Outro escritor de frases longas, Faulkner, disse que há três coisas importantes para um escritor: a experiência, a imaginação e a observação. O que acha dessas qualidades? 

Dessas, a única que me parece importante é a observação. A experiência me parece totalmente inútil. Seria preciso definir melhor “experiência”, mas acredito que a sensibilidade é muito mais importante – certa porosidade, uma capacidade de se deixar afetar. Ver a experiência, o acúmulo de diferentes tipo de experiência, como um capital, me parece uma ideia torpe, como se fosse preciso matar vinte búfalos antes de escrever um conto. Essa ideia só serve para mitificar os escritores muito vitais, como Hemingway. A imaginação é outro vício, muito latino-americano aliás, que para mim está ligado ao boom da literatura latino-americana, Garcia Márquez, realismo mágico, vacas que falam etc. Nunca participei dessa ideologia. A observação, no entanto, me parece fundamental, no sentido de ler a todo momento o que está se passando ao redor, detectar as coisas interessantes, os pontos em que algo começa a funcionar de maneira diferente. Depois, creio que o mais importante é ter um desejo louco pela linguagem. Não se pode pensar em escrever se não se tem uma relação muito particular com as palavras. Os escritores veem a linguagem como algo material, como um escultor vê a madeira, ou o bronze, e têm essa relação de desejo, de luta, de desafio.

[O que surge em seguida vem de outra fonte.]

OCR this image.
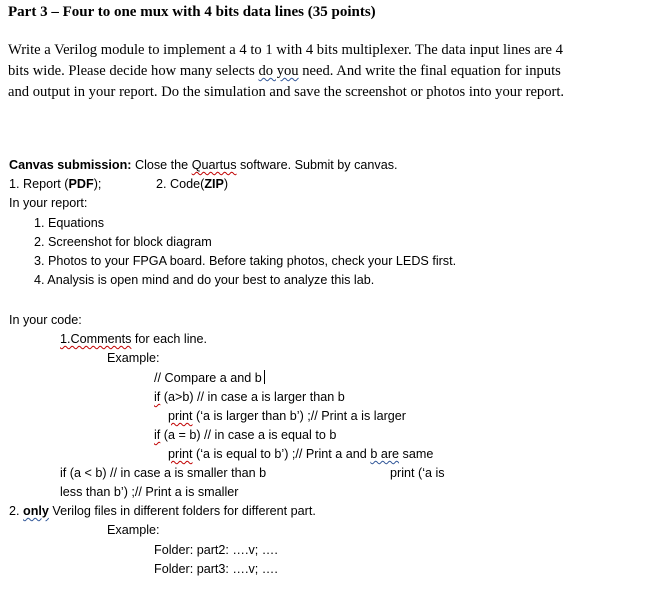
Part 3 – Four to one mux with 4 bits data lines (35 points)
Write a Verilog module to implement a 4 to 1 with 4 bits multiplexer. The data input lines are 4
bits wide. Please decide how many selects do you need. And write the final equation for inputs
and output in your report. Do the simulation and save the screenshot or photos into your report.
Canvas submission: Close the Quartus software. Submit by canvas.
1. Report (PDF);	2. Code(ZIP)
In your report:
1. Equations
2. Screenshot for block diagram
3. Photos to your FPGA board. Before taking photos, check your LEDS first.
4. Analysis is open mind and do your best to analyze this lab.
In your code:
1.Comments for each line.
Example:
// Compare a and b
if (a>b) // in case a is larger than b
print (‘a is larger than b’) ;// Print a is larger
if (a = b) // in case a is equal to b
print (‘a is equal to b’) ;// Print a and b are same
if (a < b) // in case a is smaller than b	print (‘a is
less than b’) ;// Print a is smaller
2. only Verilog files in different folders for different part.
Example:
Folder: part2: ….v; ….
Folder: part3: ….v; ….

Em História do cabelo, há um desfile de tipos de cabelo: o loiro comprido da adolescência do protagonista, o corte militar da infância, o cabelo estereotipado dos atores de novela etc. Gostaria que comentasse sobre como o cabelo conduz o romance, sobre a ideia do cabelo como elemento cultural e social.

O cabelo é um fetiche, um elemento cultural fortíssimo. Queria investigar a relação dos homens com o cabelo, que me parece uma relação mais obscura do que a das mulheres. As mulheres converteram essa relação em uma cerimônia social, se apoderaram dos salões de beleza, que são uma espécie de parlamentos femininos. Para os homens, ir ao cabeleireiro é como ir à forca, não comentamos com ninguém, falamos pouco com o cabeleireiro, não fazemos comentários, nem sequer sabemos pedir como queremos que cortem nosso cabelo. Não podemos descrever o cabelo. É muito difícil, é uma situação complicada, tensa, insatisfatória. Nos anos 70, o cabelo era realmente um problema, como tudo era um problema, um problema político. No livro, cito um filme da cineasta francesa Agnès Varda, um documentário sobre os Black Panthers. Varda está com sua câmera, entrevistando, e em algum momento fala sobre o cabelo. Os Black Panthers declaram que o cabelo, para eles, é tão importante quanto as operações políticas a que se dedicam. O cabelo – ainda que algo frívolo, como nos parece agora – era um objeto de luta cultural e política. E na Argentina, naquele momento, havia cortes burgueses e cortes revolucionários. Comprimentos burgueses e comprimentos progressistas. Se olharmos as revistas da época, vemos que a luta política passa pelo cabelo. O drama do protagonista de História do cabelo é que é loiro, tem o cabelo liso e comprido, e se dá conta de que com esse cabelo nunca vai ser revolucionário. Então, sai em busca de um corte que o converta em candidato a revolucionário, não consegue, e acaba perdendo também seu cabelo original, porque não volta a ser loiro. Torna-se um órfão de cabelo. Então, entra e sai dos salões, em busca do corte perfeito, até encontrá-lo, na tesoura de um cabeleireiro paraguaio. A partir daí, como sempre acontece quando um desejo é realizado, começa o pesadelo.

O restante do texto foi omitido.